ELFI, the only online database in Germany that provides nationwide information on opportunities for research and training funding, is threatened with shutdown by the end of this year unless the universities and the government can agree on how ELFI's expenses can be fairly distributed between the universities and the government.

ELFI was initiated in 1995 by a small group of funding officers as a cooperative effort between Ruhr-University Bochum and the GMD, Germany's national research center for information technology. "We were tired of doing double work and wanted to make funding information more easily accessible to funding officers," says Wolfgang Adamczak, funding officer at the University of Kassel and member of ELFI's advisory board. "We knew that in the long run the universities would need a consistent and stable system that would provide funding officers with authentic and up-to-date funding information," he says. By all accounts, ELFI appears to be a success and is now used widely by scientists as well.

To show what the loss of the ELFI site would mean to scientists, last week its team decided to take it out of service for one week, placing a tombstone image at the frequently visited home page. "It is a highly useful tool," says Thomas Grischek, a chemist at Dresden University and one of the numerous ELFI users, who is shocked by the Web site's impending death. "We all would welcome the continuation of this site very much," he says.

But therein lies one of the problems. "Everybody says 'We need ELFI,' but nobody wants to pay for it," says Eberhard Döben, the DFG representative on the ELFI Advisory Board.

In previous years ELFI was funded by Federal Ministry of Education and Research (BMB+F) and the Association for the Promotion of a German Research Network (DFN-Verein). This year, ELFI's costs have been covered by the Research Ministry of Nordrhein-Westfalen and the Stifterverbandes für die Deutsche Wissenschaft. According to a inquiry of the Rectors Conference of the German universities, HRK, there were only very few institutions willing to pay the estimated 5000 DM (US$2600). That amount "is peanuts when you compare it to the amount of time a university would have to spend searching for the information on their own, when instead they could be spending their time advising their scientists on where and how to apply for funding for their research projects," says Adamczak.

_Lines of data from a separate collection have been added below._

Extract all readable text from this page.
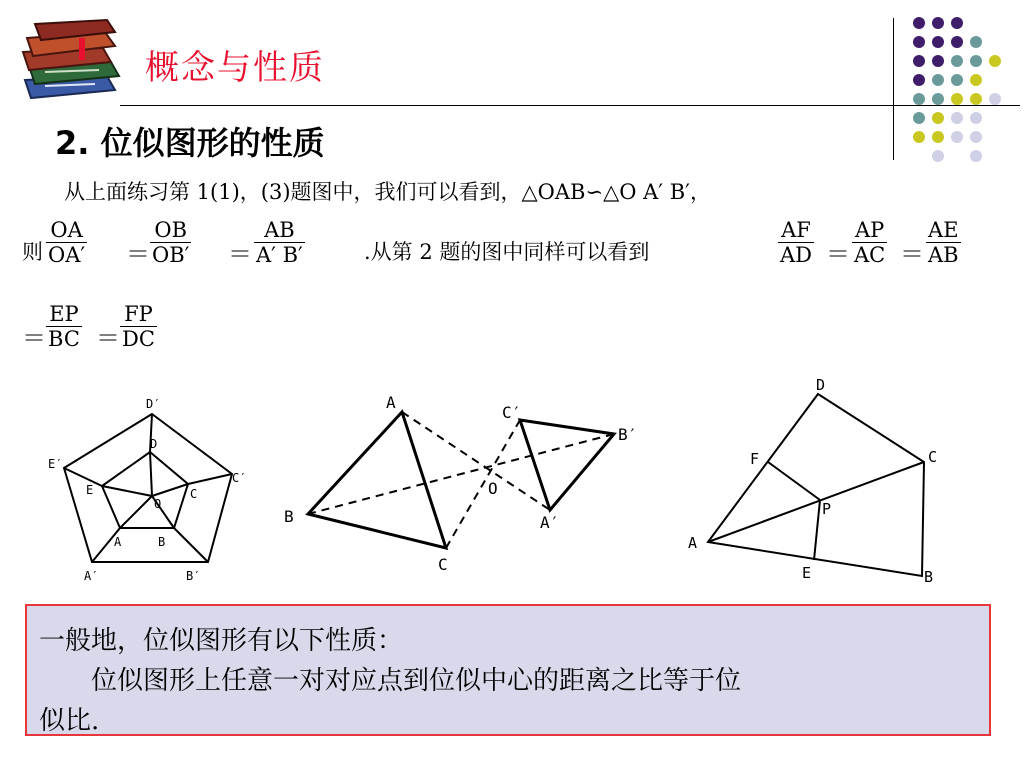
概念与性质
2. 位似图形的性质
从上面练习第 1(1)，(3)题图中，我们可以看到，△OAB∽△O A′ B′，
则 $\frac{OA}{OA'} = \frac{OB}{OB'} = \frac{AB}{A' B'}$	.从第 2 题的图中同样可以看到	$\frac{AF}{AD} = \frac{AP}{AC} = \frac{AE}{AB}$
＝ $\frac{EP}{BC} = \frac{FP}{DC}$
D′
E′
C′
A′	B′
D
E	C
O
A	B
A
B
C
O
C′
B′
A′
D
C
F
P
A
E	B
一般地，位似图形有以下性质：
　　位似图形上任意一对对应点到位似中心的距离之比等于位
似比.
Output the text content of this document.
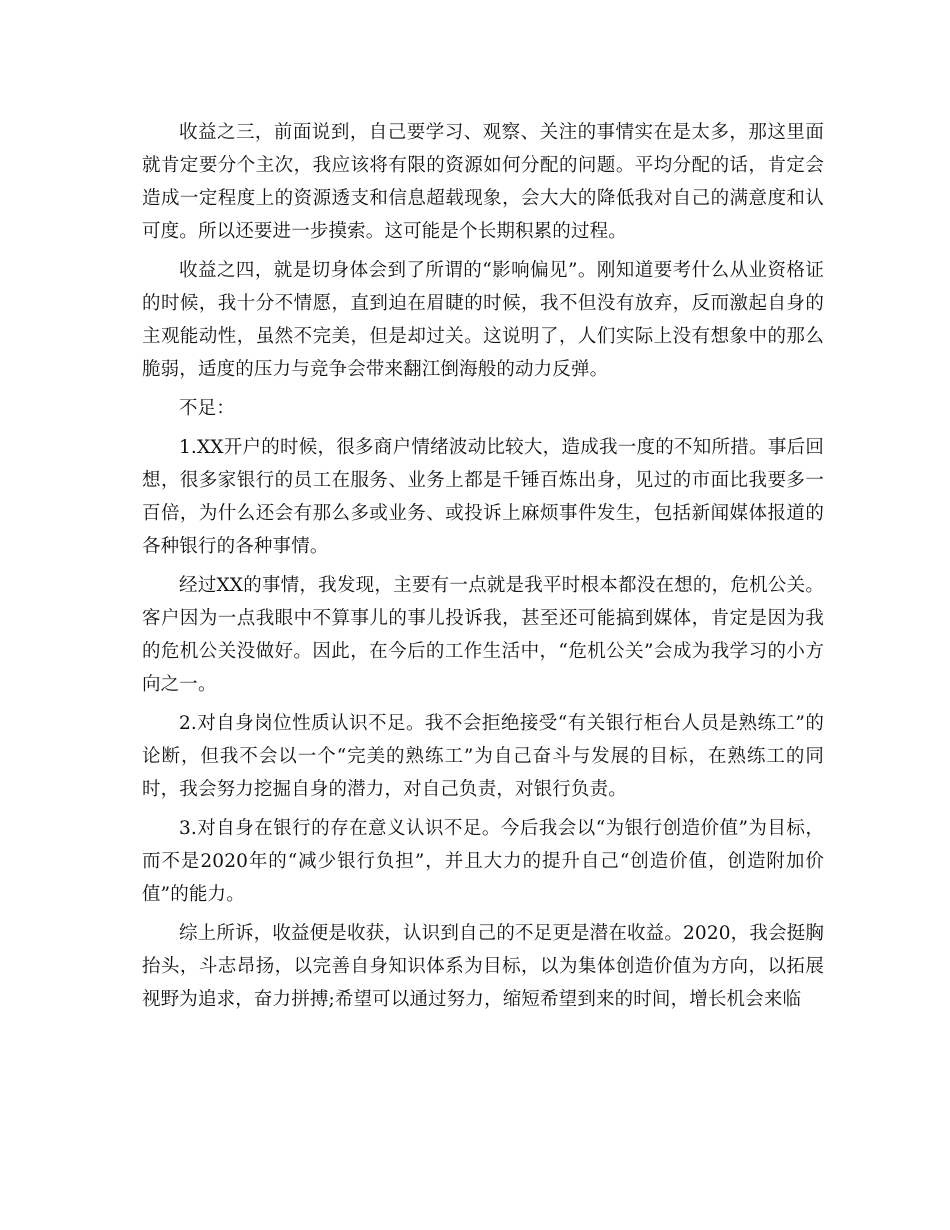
收益之三，前面说到，自己要学习、观察、关注的事情实在是太多，那这里面就肯定要分个主次，我应该将有限的资源如何分配的问题。平均分配的话，肯定会造成一定程度上的资源透支和信息超载现象，会大大的降低我对自己的满意度和认可度。所以还要进一步摸索。这可能是个长期积累的过程。

收益之四，就是切身体会到了所谓的“影响偏见”。刚知道要考什么从业资格证的时候，我十分不情愿，直到迫在眉睫的时候，我不但没有放弃，反而激起自身的主观能动性，虽然不完美，但是却过关。这说明了，人们实际上没有想象中的那么脆弱，适度的压力与竞争会带来翻江倒海般的动力反弹。

不足：

1.XX开户的时候，很多商户情绪波动比较大，造成我一度的不知所措。事后回想，很多家银行的员工在服务、业务上都是千锤百炼出身，见过的市面比我要多一百倍，为什么还会有那么多或业务、或投诉上麻烦事件发生，包括新闻媒体报道的各种银行的各种事情。

经过XX的事情，我发现，主要有一点就是我平时根本都没在想的，危机公关。客户因为一点我眼中不算事儿的事儿投诉我，甚至还可能搞到媒体，肯定是因为我的危机公关没做好。因此，在今后的工作生活中，“危机公关”会成为我学习的小方向之一。

2.对自身岗位性质认识不足。我不会拒绝接受“有关银行柜台人员是熟练工”的论断，但我不会以一个“完美的熟练工”为自己奋斗与发展的目标，在熟练工的同时，我会努力挖掘自身的潜力，对自己负责，对银行负责。

3.对自身在银行的存在意义认识不足。今后我会以“为银行创造价值”为目标，而不是2020年的“减少银行负担”，并且大力的提升自己“创造价值，创造附加价值”的能力。

综上所诉，收益便是收获，认识到自己的不足更是潜在收益。2020，我会挺胸抬头，斗志昂扬，以完善自身知识体系为目标，以为集体创造价值为方向，以拓展视野为追求，奋力拼搏;希望可以通过努力，缩短希望到来的时间，增长机会来临
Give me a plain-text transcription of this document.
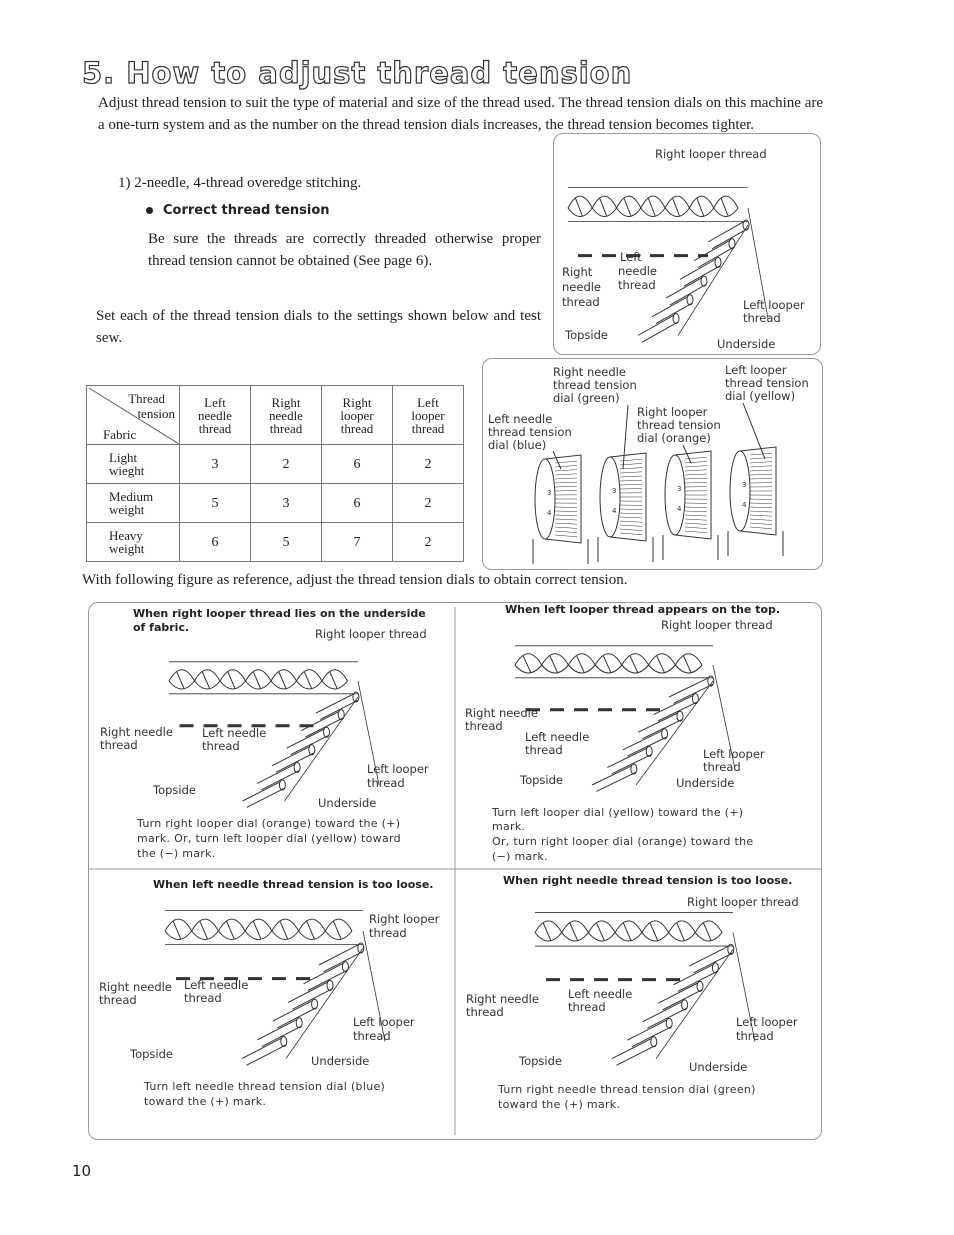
5. How to adjust thread tension
Adjust thread tension to suit the type of material and size of the thread used. The thread tension dials on this machine are a one-turn system and as the number on the thread tension dials increases, the thread tension becomes tighter.
1) 2-needle, 4-thread overedge stitching.
Correct thread tension
Be sure the threads are correctly threaded otherwise proper thread tension cannot be obtained (See page 6).
Set each of the thread tension dials to the settings shown below and test sew.
Thread
tension
Fabric	Left
needle
thread	Right
needle
thread	Right
looper
thread	Left
looper
thread
Light
wieght	3	2	6	2
Medium
weight	5	3	6	2
Heavy
weight	6	5	7	2
Right looper thread
Left
Right needle
needle thread
thread	Left looper
thread
Topside
Underside
3
4
3
4
3
4
3
4
Right needle
thread tension
dial (green)
Left looper
thread tension
dial (yellow)
Left needle
thread tension
dial (blue)
Right looper
thread tension
dial (orange)
With following figure as reference, adjust the thread tension dials to obtain correct tension.
When right looper thread lies on the underside
of fabric.	Right looper thread
Right needle
thread
Left needle
thread
Left looper
thread
Topside
Underside
Turn right looper dial (orange) toward the (+)
mark. Or, turn left looper dial (yellow) toward
the (−) mark.
When left looper thread appears on the top.
Right looper thread
Right needle
thread
Left needle
thread	Left looper
thread
Topside	Underside
Turn left looper dial (yellow) toward the (+)
mark.
Or, turn right looper dial (orange) toward the
(−) mark.
When left needle thread tension is too loose.
Right looper
thread
Right needle
thread
Left needle
thread
Left looper
thread
Topside	Underside
Turn left needle thread tension dial (blue)
toward the (+) mark.
When right needle thread tension is too loose.
Right looper thread
Right needle
thread
Left needle
thread
Left looper
thread
Topside	Underside
Turn right needle thread tension dial (green)
toward the (+) mark.
10
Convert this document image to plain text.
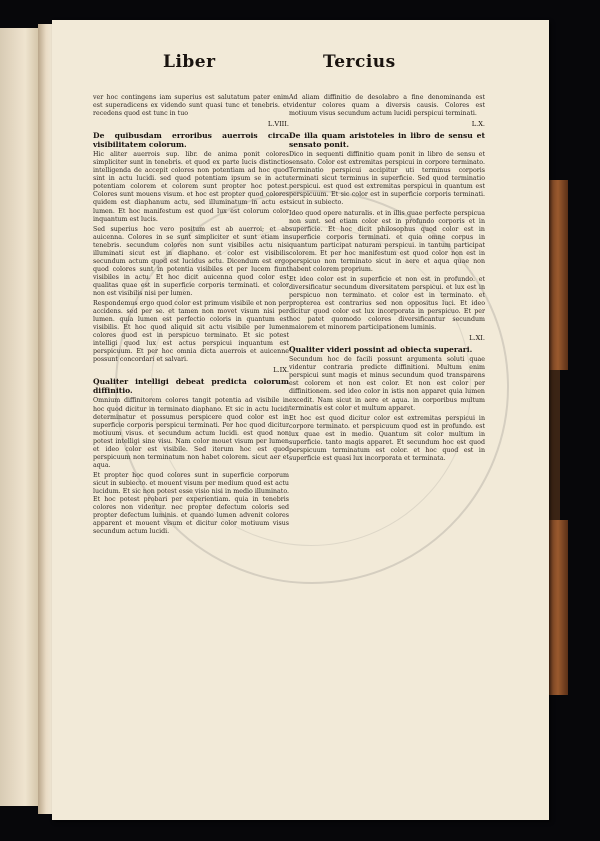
Liber	Tercius

ver hoc contingens iam superius est salutatum pater enim est superadicens ex videndo sunt quasi tunc et tenebris. et recedens quod est tunc in tuo

L.VIII.

De quibusdam erroribus auerrois circa visibilitatem colorum.

Hic aliter auerrois sup. libr. de anima ponit colores simpliciter sunt in tenebris. et quod ex parte lucis distinctio intelligenda de accepit colores non potentiam ad hoc quod sint in actu lucidi. sed quod potentiam ipsum se in actu potentiam colorem et colorem sunt propter hoc potest. Colores sunt mouens visum. et hoc est propter quod colores quidem est diaphanum actu, sed illuminatum in actu est lumen. Et hoc manifestum est quod lux est colorum color inquantum est lucis.

Sed superius hoc vero positum est ab auerroi; et ab auicenna. Colores in se sunt simpliciter et sunt etiam in tenebris. secundum colores non sunt visibiles actu nisi illuminati sicut est in diaphano. et color est visibilis secundum actum quod est lucidus actu. Dicendum est ergo quod colores sunt in potentia visibiles et per lucem fiunt visibiles in actu. Et hoc dicit auicenna quod color est qualitas quae est in superficie corporis terminati. et color non est visibilis nisi per lumen.

Respondemus ergo quod color est primum visibile et non per accidens. sed per se. et tamen non movet visum nisi per lumen. quia lumen est perfectio coloris in quantum est visibilis. Et hoc quod aliquid sit actu visibile per lumen colores quod est in perspicuo terminato. Et sic potest intelligi quod lux est actus perspicui inquantum est perspicuum. Et per hoc omnia dicta auerrois et auicenne possunt concordari et salvari.

L.IX.

Qualiter intelligi debeat predicta colorum diffinitio.

Omnium diffinitorem colores tangit potentia ad visibile in hoc quod dicitur in terminato diaphano. Et sic in actu lucidi determinatur et possumus perspicere quod color est in superficie corporis perspicui terminati. Per hoc quod dicitur motiuum visus. et secundum actum lucidi. est quod non potest intelligi sine visu. Nam color mouet visum per lumen et ideo color est visibile. Sed iterum hoc est quod perspicuum non terminatum non habet colorem. sicut aer et aqua.

Et propter hoc quod colores sunt in superficie corporum sicut in subiecto. et mouent visum per medium quod est actu lucidum. Et sic non potest esse visio nisi in medio illuminato. Et hoc potest probari per experientiam. quia in tenebris colores non videntur. nec propter defectum coloris sed propter defectum luminis. et quando lumen advenit colores apparent et mouent visum et dicitur color motiuum visus secundum actum lucidi.

Ad aliam diffinitio de desolabro a fine denominanda est videntur colores quam a diversis causis. Colores est motiuum visus secundum actum lucidi perspicui terminati.

L.X.

De illa quam aristoteles in libro de sensu et sensato ponit.

Dico in sequenti diffinitio quam ponit in libro de sensu et sensato. Color est extremitas perspicui in corpore terminato. Terminatio perspicui accipitur uti terminus corporis terminati sicut terminus in superficie. Sed quod terminatio perspicui. est quod est extremitas perspicui in quantum est perspicuum. Et sic color est in superficie corporis terminati. sicut in subiecto.

Ideo quod opere naturalis. et in illis quae perfecte perspicua non sunt. sed etiam color est in profundo corporis et in superficie. Et hoc dicit philosophus quod color est in superficie corporis terminati. et quia omne corpus in quantum participat naturam perspicui. in tantum participat colorem. Et per hoc manifestum est quod color non est in perspicuo non terminato sicut in aere et aqua quae non habent colorem proprium.

Et ideo color est in superficie et non est in profundo. et diversificatur secundum diversitatem perspicui. et lux est in perspicuo non terminato. et color est in terminato. et propterea est contrarius sed non oppositus luci. Et ideo dicitur quod color est lux incorporata in perspicuo. Et per hoc patet quomodo colores diversificantur secundum maiorem et minorem participationem luminis.

L.XI.

Qualiter videri possint ad obiecta superari.

Secundum hoc de facili possunt argumenta soluti quae videntur contraria predicte diffinitioni. Multum enim perspicui sunt magis et minus secundum quod transparens est colorem et non est color. Et non est color per diffinitionem. sed ideo color in istis non apparet quia lumen excedit. Nam sicut in aere et aqua. in corporibus multum terminatis est color et multum apparet.

Et hoc est quod dicitur color est extremitas perspicui in corpore terminato. et perspicuum quod est in profundo. est lux quae est in medio. Quantum sit color multum in superficie. tanto magis apparet. Et secundum hoc est quod perspicuum terminatum est color. et hoc quod est in superficie est quasi lux incorporata et terminata.
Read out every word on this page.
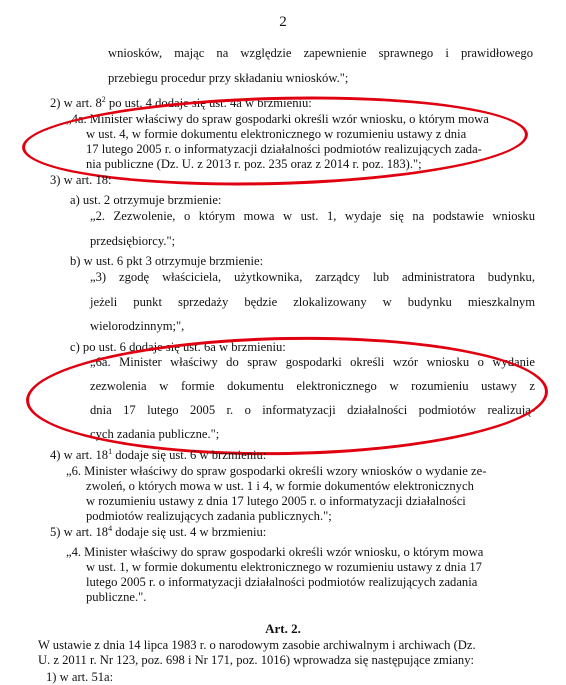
2
wniosków, mając na względzie zapewnienie sprawnego i prawidłowego
przebiegu procedur przy składaniu wniosków.";
2) w art. $8^2$ po ust. 4 dodaje się ust. 4a w brzmieniu:
„4a. Minister właściwy do spraw gospodarki określi wzór wniosku, o którym mowa
w ust. 4, w formie dokumentu elektronicznego w rozumieniu ustawy z dnia
17 lutego 2005 r. o informatyzacji działalności podmiotów realizujących zada-
nia publiczne (Dz. U. z 2013 r. poz. 235 oraz z 2014 r. poz. 183).";
3) w art. 18:
a) ust. 2 otrzymuje brzmienie:
„2. Zezwolenie, o którym mowa w ust. 1, wydaje się na podstawie wniosku
przedsiębiorcy.";
b) w ust. 6 pkt 3 otrzymuje brzmienie:
„3) zgodę właściciela, użytkownika, zarządcy lub administratora budynku,
jeżeli punkt sprzedaży będzie zlokalizowany w budynku mieszkalnym
wielorodzinnym;",
c) po ust. 6 dodaje się ust. 6a w brzmieniu:
„6a. Minister właściwy do spraw gospodarki określi wzór wniosku o wydanie
zezwolenia w formie dokumentu elektronicznego w rozumieniu ustawy z
dnia 17 lutego 2005 r. o informatyzacji działalności podmiotów realizują-
cych zadania publiczne.";
4) w art. $18^1$ dodaje się ust. 6 w brzmieniu:
„6. Minister właściwy do spraw gospodarki określi wzory wniosków o wydanie ze-
zwoleń, o których mowa w ust. 1 i 4, w formie dokumentów elektronicznych
w rozumieniu ustawy z dnia 17 lutego 2005 r. o informatyzacji działalności
podmiotów realizujących zadania publicznych.";
5) w art. $18^4$ dodaje się ust. 4 w brzmieniu:
„4. Minister właściwy do spraw gospodarki określi wzór wniosku, o którym mowa
w ust. 1, w formie dokumentu elektronicznego w rozumieniu ustawy z dnia 17
lutego 2005 r. o informatyzacji działalności podmiotów realizujących zadania
publiczne.".
Art. 2.
W ustawie z dnia 14 lipca 1983 r. o narodowym zasobie archiwalnym i archiwach (Dz.
U. z 2011 r. Nr 123, poz. 698 i Nr 171, poz. 1016) wprowadza się następujące zmiany:
1) w art. 51a:
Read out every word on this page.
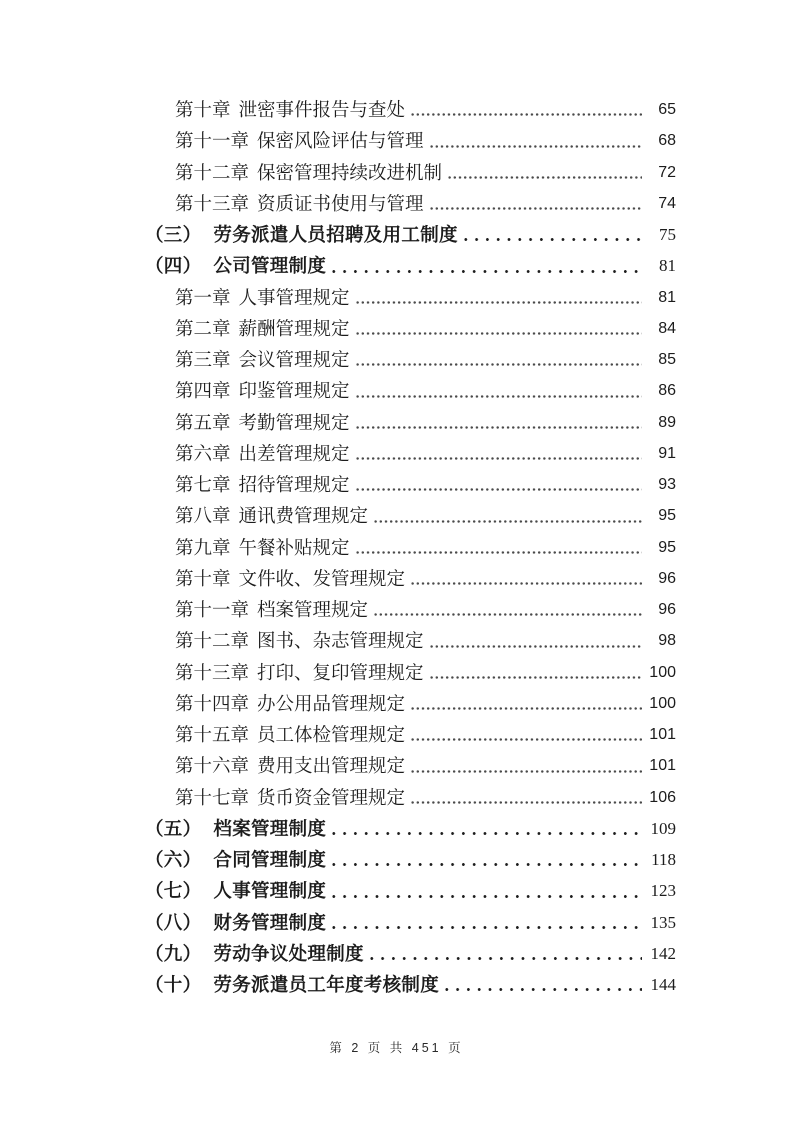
第十章 泄密事件报告与查处	65
第十一章 保密风险评估与管理	68
第十二章 保密管理持续改进机制	72
第十三章 资质证书使用与管理	74
（三） 劳务派遣人员招聘及用工制度	75
（四） 公司管理制度	81
第一章 人事管理规定	81
第二章 薪酬管理规定	84
第三章 会议管理规定	85
第四章 印鉴管理规定	86
第五章 考勤管理规定	89
第六章 出差管理规定	91
第七章 招待管理规定	93
第八章 通讯费管理规定	95
第九章 午餐补贴规定	95
第十章 文件收、发管理规定	96
第十一章 档案管理规定	96
第十二章 图书、杂志管理规定	98
第十三章 打印、复印管理规定	100
第十四章 办公用品管理规定	100
第十五章 员工体检管理规定	101
第十六章 费用支出管理规定	101
第十七章 货币资金管理规定	106
（五） 档案管理制度	109
（六） 合同管理制度	118
（七） 人事管理制度	123
（八） 财务管理制度	135
（九） 劳动争议处理制度	142
（十） 劳务派遣员工年度考核制度	144
第 2 页 共 451 页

But money may not be the only issue. In the past, science administrators in the university have been the only people with access to funding information. Now with the dawn of ELFI and the Internet, they worry that they may no longer be as important as they once were. "Some science administrators surly fear that voting for ELFI means losing their monopoly on funding information," adds Adamczak.

Discussions between the DFG, GMD, and other yet-to-be-named parties about ELFI's fate are set for 15 November 1999.